2.1.1. Training Protocols
All participants had trained intensively for >10–15 h/wk for >5 years. AAS users and nonusers had started bodybuilding at approximately the same age (21.61 ± 3.04 versus 22.34 ± 3.68 years, resp., P = NS) and completed the same anaerobic isometric static exercises (4.94 ± 1.82 versus 4.73 ± 2.02 h/wk, P = NS). Maximum self-reported one-repetition squat results were significantly greater among AAS users (142.67 ± 19.09 versus 120.67 ± 21.61 kg, P < 0.05; Table 1).
Table 1.
AAS nonusers (n = 18) | AAS users (n = 15) | P value | |
---|---|---|---|
Sessions per week | 3.92 ± 0.86 | 3.67 ± 0.84 | NS |
Years | 8.64 ± 2.11 | 9.03 ± 1.94 | NS |
Starting age | 22.34 ± 3.68 | 21.61 ± 3.04 | NS |
Anaerobic exercise (h/wk) | 4.73 ± 2.02 | 4.94 ± 1.82 | NS |
Aerobic exercise (h/wk) | 3.11 ± 3.03 | 1.94 ± 1.82 | NS |
Maximal weight (kg) | 120.67 ± 21.61 | 142.67 ± 19.09 | <0.05 |
NS: nonsignificant.
2.1.2. AAS Abuse
An anonymous, self-administered questionnaire was used to investigate each athlete's clinical (diseases and medication) and drug intake history (type and timing of steroid use and other performance-enhancing drugs).
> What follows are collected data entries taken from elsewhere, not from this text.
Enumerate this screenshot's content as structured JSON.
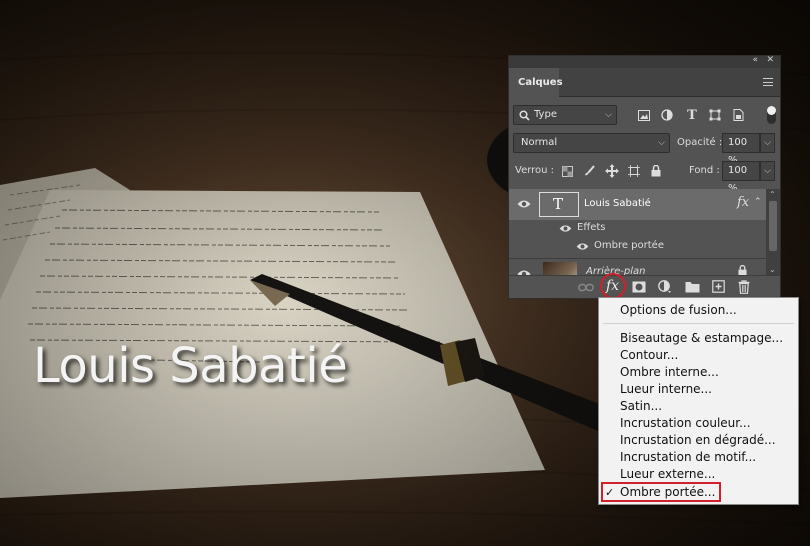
{
  "canvas": {
    "title": "Louis Sabatié"
  },
  "panel": {
    "tab": "Calques",
    "collapse_icon": "double-chevron-icon",
    "close_icon": "close-icon",
    "filter": {
      "value": "Type"
    },
    "blend": {
      "mode": "Normal",
      "opacity_label": "Opacité :",
      "opacity": "100 %"
    },
    "lock": {
      "label": "Verrou :",
      "fill_label": "Fond :",
      "fill": "100 %"
    },
    "layers": [
      {
        "name": "Louis Sabatié",
        "kind": "text",
        "fx": "fx",
        "selected": true
      },
      {
        "name": "Effets",
        "kind": "effects"
      },
      {
        "name": "Ombre portée",
        "kind": "effect"
      },
      {
        "name": "Arrière-plan",
        "kind": "image",
        "locked": true
      }
    ],
    "footer_fx": "fx"
  },
  "fx_menu": {
    "items": [
      "Options de fusion...",
      "Biseautage & estampage...",
      "Contour...",
      "Ombre interne...",
      "Lueur interne...",
      "Satin...",
      "Incrustation couleur...",
      "Incrustation en dégradé...",
      "Incrustation de motif...",
      "Lueur externe...",
      "Ombre portée..."
    ],
    "checked_index": 10,
    "check_mark": "✓"
  },
  "colors": {
    "highlight_red": "#d0202a",
    "panel_bg": "#535353",
    "selected_row": "#6b6b6b"
  }
}
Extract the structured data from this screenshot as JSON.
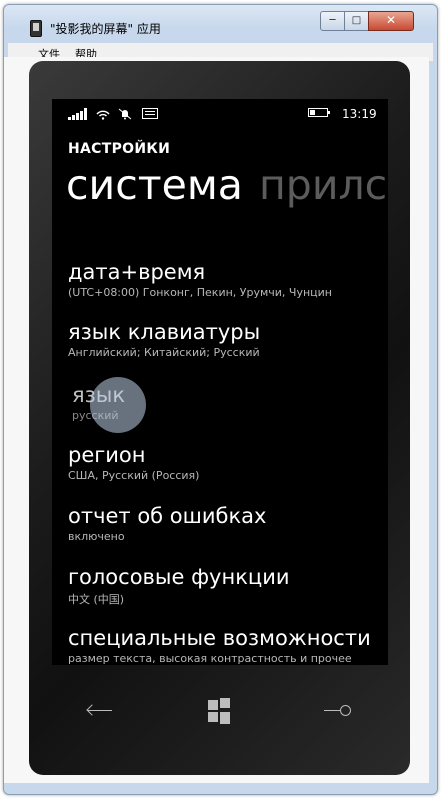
{
  "window": {
    "title": "\"投影我的屏幕\" 应用",
    "min_label": "─",
    "max_label": "□",
    "close_label": "✕"
  },
  "menu": {
    "items": [
      "文件",
      "帮助"
    ]
  },
  "status": {
    "time": "13:19",
    "icons": [
      "signal-icon",
      "wifi-icon",
      "quiet-hours-icon",
      "message-icon",
      "battery-icon"
    ]
  },
  "header": {
    "label": "НАСТРОЙКИ"
  },
  "pivot": {
    "active": "система",
    "next": "прилс"
  },
  "settings": [
    {
      "title": "дата+время",
      "subtitle": "(UTC+08:00) Гонконг, Пекин, Урумчи, Чунцин"
    },
    {
      "title": "язык клавиатуры",
      "subtitle": "Английский; Китайский; Русский"
    },
    {
      "title": "язык",
      "subtitle": "русский"
    },
    {
      "title": "регион",
      "subtitle": "США, Русский (Россия)"
    },
    {
      "title": "отчет об ошибках",
      "subtitle": "включено"
    },
    {
      "title": "голосовые функции",
      "subtitle": "中文 (中国)"
    },
    {
      "title": "специальные возможности",
      "subtitle": "размер текста, высокая контрастность и прочее"
    }
  ],
  "navigation": {
    "buttons": [
      "back-icon",
      "start-icon",
      "search-icon"
    ]
  },
  "colors": {
    "screen_bg": "#000000",
    "pivot_inactive": "#5c5c5c",
    "subtitle": "#b8b8b8"
  }
}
Additionally, urine testing was performed by high-performance liquid chromatography coupled to mass spectrometry to confirm or exclude any recent consumption of anabolic steroids. Each AAS user admitted the current use of multiple AAS administered by intramuscular injection and/or orally. The orally self-administered drugs were oxymetholone and stanozolol, and the injectable steroids were nandrolone, stanozolol, and testosterone propionate. The mean duration of AAS use was 5.73 ± 3 years (range, 4–20 years). The mean weekly dosage of AAS was 1085.5 ± 354 mg.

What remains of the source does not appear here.